From my experience, which pretty much ended around 1 year ago with the game, player interaction could be summed up to:
finding someone else’s buildings during a community expedition
finding someone else’s buildings in a quicksilver quest
someone giving you free stuff while you’re idling in the anomaly
Apparently there are guilds now? In any case, I never saw anyone looking for group, because the game has nothing that only a pair or trio can do, or do faster/better than a solo player, other than base building
The problem is that NMS is very repetitive and bland. Learning alien words takes for-fucking-ever, finding freighter upgrades is one of the worst time sinks in the game, combat feels more tedious and padded out than that of Everquest, looking for “that one cool ship” or “cool looking weapon” is pure RNG and lucking out on it not coming as a C class, upgrading inventory space is either a system jumping time sink or “planetary exploration” time sink.

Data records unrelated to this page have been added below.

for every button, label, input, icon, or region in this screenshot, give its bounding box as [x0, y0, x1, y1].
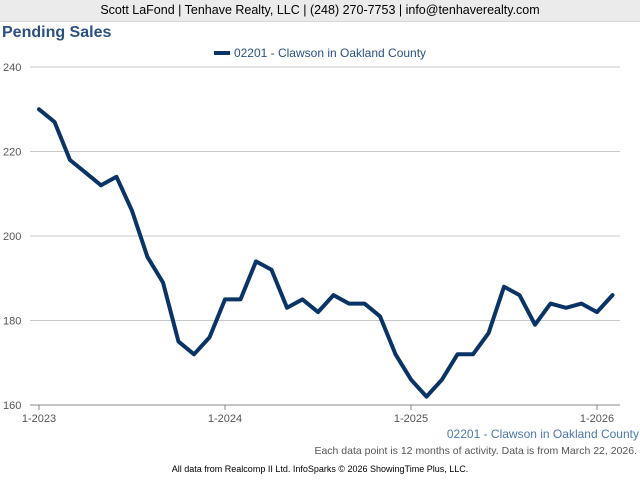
- x-tick-label: 1-2025: [394, 413, 428, 425]
- contact-text: Scott LaFond | Tenhave Realty, LLC | (24…: [100, 3, 540, 17]
- y-tick-label: 220: [3, 147, 21, 159]
- series-label: 02201 - Clawson in Oakland County: [446, 427, 639, 441]
- chart-legend[interactable]: 02201 - Clawson in Oakland County: [0, 46, 640, 60]
- series-line: [37, 107, 615, 399]
- chart-title: Pending Sales: [2, 24, 112, 41]
- contact-header: Scott LaFond | Tenhave Realty, LLC | (24…: [0, 0, 640, 22]
- legend-line-swatch: [213, 50, 230, 55]
- y-tick-label: 160: [3, 400, 21, 412]
- y-tick-label: 200: [3, 231, 21, 243]
- x-tick-label: 1-2026: [580, 413, 614, 425]
- y-tick-label: 180: [3, 316, 21, 328]
- data-note: Each data point is 12 months of activity…: [314, 445, 637, 457]
- y-tick-label: 240: [3, 62, 21, 74]
- legend-label: 02201 - Clawson in Oakland County: [233, 46, 427, 60]
- x-tick-label: 1-2024: [208, 413, 242, 425]
- footer-credit: All data from Realcomp II Ltd. InfoSpark…: [171, 464, 469, 474]
- x-tick-label: 1-2023: [22, 413, 56, 425]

Nearly nothing you do in the game gives you a sense of accomplishment and, after 4-8 hours or so after first starting playing, you’re unlikely to look forward to any specific activity because “it’s fun”. There’s a lot “to do” but very little motivation to, like why even bother being the mayor of a settlement?

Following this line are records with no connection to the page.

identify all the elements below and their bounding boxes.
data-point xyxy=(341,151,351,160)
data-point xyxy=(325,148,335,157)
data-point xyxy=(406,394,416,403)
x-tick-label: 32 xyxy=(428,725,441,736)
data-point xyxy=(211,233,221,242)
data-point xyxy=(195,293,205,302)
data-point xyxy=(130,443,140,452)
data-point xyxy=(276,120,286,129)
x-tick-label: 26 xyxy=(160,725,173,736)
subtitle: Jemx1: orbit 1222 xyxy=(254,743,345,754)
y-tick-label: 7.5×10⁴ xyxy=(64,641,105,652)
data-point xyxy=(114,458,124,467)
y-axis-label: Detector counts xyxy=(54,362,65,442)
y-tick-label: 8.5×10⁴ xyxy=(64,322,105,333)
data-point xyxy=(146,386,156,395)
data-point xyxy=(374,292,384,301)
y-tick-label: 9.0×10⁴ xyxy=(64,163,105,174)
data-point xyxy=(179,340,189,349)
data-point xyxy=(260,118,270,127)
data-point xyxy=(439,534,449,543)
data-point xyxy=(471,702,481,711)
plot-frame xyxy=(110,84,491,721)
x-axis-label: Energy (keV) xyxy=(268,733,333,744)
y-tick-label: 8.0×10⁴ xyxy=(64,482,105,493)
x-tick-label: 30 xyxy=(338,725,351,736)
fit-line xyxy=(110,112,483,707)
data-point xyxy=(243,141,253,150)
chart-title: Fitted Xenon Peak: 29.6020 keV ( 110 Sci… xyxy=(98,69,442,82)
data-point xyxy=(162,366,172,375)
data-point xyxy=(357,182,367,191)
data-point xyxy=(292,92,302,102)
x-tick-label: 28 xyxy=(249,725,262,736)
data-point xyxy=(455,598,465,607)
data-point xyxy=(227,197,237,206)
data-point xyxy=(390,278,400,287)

Even on permadeath the game offers no real challenge once you’re off the starting planet.
Don’t stretch it. Maybe it could be #10 in a top 10, but when you have the likes of Elite Dangerous, Space Engineers, X4, Freelancer, plus little known indies like Empyrion Galactic Survival and Evochron Legends, it’ll hardly be anyone’s top choice.
This kind of talk always reminds me of Josh Strife. If memory serves, if what you’re doing in the game in the first few hours isn’t fun or entertaining, it’s unlikely that it’ll be after 100 hours, because it’s very likely that you’ll keep repeating the same activities for all those hours and beyond. What usually happens is that you just get used to it, plus sunk cost fallacy gets stronger the longer you play.
Even if you gave him a current-day computer to play with (otherwise, even supercomputers of the time would struggle to run UE5), he wouldn’t achieve much, consumer grade computers back then really struggled with 3D graphics. Quake, released in 1996, would usually play around 10-20 FPS.